Still distressed but less stubborn, Sanjiv reluctantly agreed to go along with my plan, and our parents accepted the concocted story. But my wound refused to heal, and days later when my grandmother felt around my chin, she made a suspicious discovery.

“There’s something in there,” she announced.

A rush to the military hospital revealed the BB lodged in my chin. It was removed without leaving a scar (in family legend, however, this is how I acquired the dimple in my chin). I was sent home with antibiotics and a stern lecture from Daddy about the dangers of tetanus. I was relieved to be caught, actually. This incident was one step in a development that became part of my character growing up: a hesitancy to confront authority. A desire to please my father blended into a stronger desire not to displease him. But I was just at the beginning stages of this trait.

Back to our ayah’s disappearing act. She may have been a Christian, but Mary knew one of the most familiar tales about Lord Rama’s beloved
consort, Sita (the two are a centuries-old model for ideal romance in Indian lore). One day Rama sets out to fetch Sita a magnificent golden deer he glimpsed in the forest. He swears Lakshmana to guard Sita, telling his brother on no account to leave her side.

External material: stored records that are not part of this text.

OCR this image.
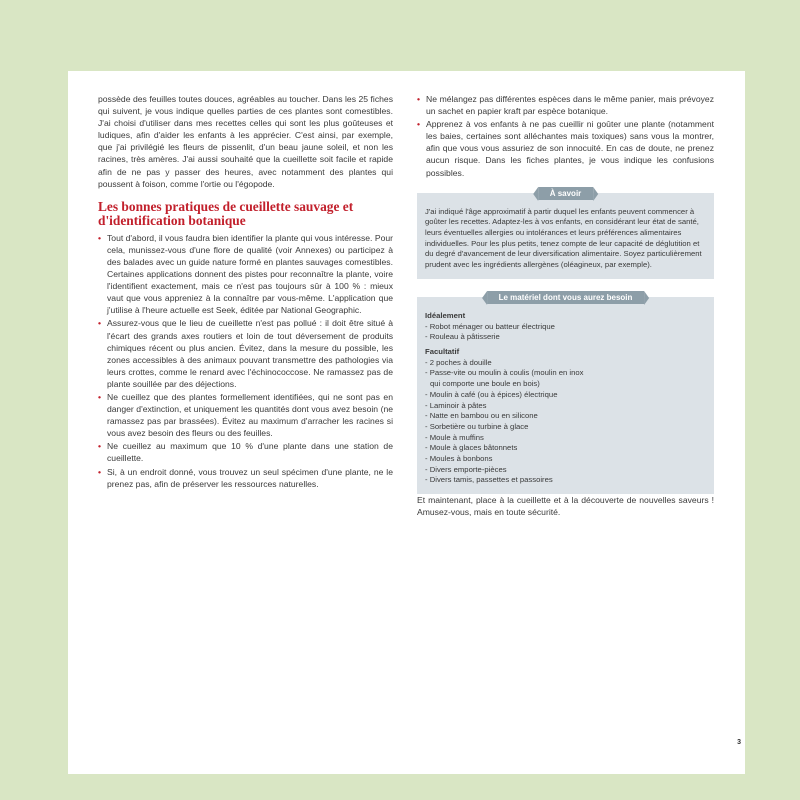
possède des feuilles toutes douces, agréables au toucher. Dans les 25 fiches qui suivent, je vous indique quelles parties de ces plantes sont comestibles. J'ai choisi d'utiliser dans mes recettes celles qui sont les plus goûteuses et ludiques, afin d'aider les enfants à les apprécier. C'est ainsi, par exemple, que j'ai privilégié les fleurs de pissenlit, d'un beau jaune soleil, et non les racines, très amères. J'ai aussi souhaité que la cueillette soit facile et rapide afin de ne pas y passer des heures, avec notamment des plantes qui poussent à foison, comme l'ortie ou l'égopode.

Les bonnes pratiques de cueillette sauvage et d'identification botanique
• Tout d'abord, il vous faudra bien identifier la plante qui vous intéresse. Pour cela, munissez-vous d'une flore de qualité (voir Annexes) ou participez à des balades avec un guide nature formé en plantes sauvages comestibles. Certaines applications donnent des pistes pour reconnaître la plante, voire l'identifient exactement, mais ce n'est pas toujours sûr à 100 % : mieux vaut que vous appreniez à la connaître par vous-même. L'application que j'utilise à l'heure actuelle est Seek, éditée par National Geographic.
• Assurez-vous que le lieu de cueillette n'est pas pollué : il doit être situé à l'écart des grands axes routiers et loin de tout déversement de produits chimiques récent ou plus ancien. Évitez, dans la mesure du possible, les zones accessibles à des animaux pouvant transmettre des pathologies via leurs crottes, comme le renard avec l'échinococcose. Ne ramassez pas de plante souillée par des déjections.
• Ne cueillez que des plantes formellement identifiées, qui ne sont pas en danger d'extinction, et uniquement les quantités dont vous avez besoin (ne ramassez pas par brassées). Évitez au maximum d'arracher les racines si vous avez besoin des fleurs ou des feuilles.
• Ne cueillez au maximum que 10 % d'une plante dans une station de cueillette.
• Si, à un endroit donné, vous trouvez un seul spécimen d'une plante, ne le prenez pas, afin de préserver les ressources naturelles.
• Ne mélangez pas différentes espèces dans le même panier, mais prévoyez un sachet en papier kraft par espèce botanique.
• Apprenez à vos enfants à ne pas cueillir ni goûter une plante (notamment les baies, certaines sont alléchantes mais toxiques) sans vous la montrer, afin que vous vous assuriez de son innocuité. En cas de doute, ne prenez aucun risque. Dans les fiches plantes, je vous indique les confusions possibles.
À savoir

J'ai indiqué l'âge approximatif à partir duquel les enfants peuvent commencer à goûter les recettes. Adaptez-les à vos enfants, en considérant leur état de santé, leurs éventuelles allergies ou intolérances et leurs préférences alimentaires individuelles. Pour les plus petits, tenez compte de leur capacité de déglutition et du degré d'avancement de leur diversification alimentaire. Soyez particulièrement prudent avec les ingrédients allergènes (oléagineux, par exemple).

Le matériel dont vous aurez besoin
Idéalement
- Robot ménager ou batteur électrique
- Rouleau à pâtisserie
Facultatif
- 2 poches à douille
- Passe-vite ou moulin à coulis (moulin en inox
qui comporte une boule en bois)
- Moulin à café (ou à épices) électrique
- Laminoir à pâtes
- Natte en bambou ou en silicone
- Sorbetière ou turbine à glace
- Moule à muffins
- Moule à glaces bâtonnets
- Moules à bonbons
- Divers emporte-pièces
- Divers tamis, passettes et passoires

Et maintenant, place à la cueillette et à la découverte de nouvelles saveurs ! Amusez-vous, mais en toute sécurité.

3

But when hours pass and Rama has failed to return, Sita begs Lakshmana to search for his brother. Lakshmana is torn. At first he refuses to break his vow, but when Sita accuses him of not loving Rama enough to rescue him from danger, Lakshmana agrees to seek him out. He uses his magical powers to draw a charmed circle around Sita, telling her that she will be safe as long as she never crosses outside the boundary. Any mortal or demon who tries to enter the circle will be instantly consumed in flames. With this, Lakshmana disappears into the forest.

Sita waits anxiously, and the next person she sees is a wandering monk who begs her for alms. He is a pitiful sight, and Sita is too softhearted. She steps outside the circle to put an offering in his begging bowl, and at that instant the monk is transformed, assuming his real identity as the ferocious demon Ravana. He scoops Sita up and abducts her to his island kingdom in the south, beginning yet another adventure in the saga.

My circle in the dirt was more powerful than the one Lakshmana drew; I never dared crawl outside it. But Mary’s mysterious disappearances were for a mundane reason, as it turned out: a secret boyfriend she could only meet in the park when she took her little charges out.

I’m not sorry that she used a myth to train me. The anecdote has an exotic ring, and it fits into a pattern. Flash forward to 1987, at a decisive time when I was coming out of a personal crisis. My frustration with conventional medicine was turning into personal rebellion. A thriving private practice and my position as an attending physician at some prestigious hospitals were at stake. Boston medicine was willing to abandon me if I wanted to abandon it.

I had made my decision to bolt. At the time, people were glued to a sensational television series,
The Power of Myth,
where Bill Moyers was interviewing the eminent authority on world mythology, Joseph
Campbell. I was transfixed. It was like breathing air from a forgotten world. In India taxi drivers create mini shrines inside their cabs to invoke protection, complete with plastic effigies of Ganesha, a beloved god with an elephant’s head and round belly. Their dashboards are plastered with photos of gurus, and long-haul trucks are emblazoned with a slogan invoking Lakshmi, goddess of prosperity:
Jai Mata Di
(Hail Mother Goddess in Punjabi). A new billionaire might place stone statues of various gods and goddesses in the foyer of his multistory mansion before having the interiors decorated by a Parisian designer. The living mythology of modern India provides local color but is also a symbol of deeply felt meaning.

Campbell was a born storyteller who could clothe legends in the fragrant romance they evoked long ago. I remembered that I was once wrapped in mythic ideas—and ideals—that had dropped away like an old skin. Romance wasn’t really the point. Campbell held mythology out as a living presence, the underpinning of everyday life. Unwittingly a businessman waiting on a street corner for the light to change was a hero in disguise. His life had the potential to be a quest. Beneath the mundane details of his days, a vision was crying to be born.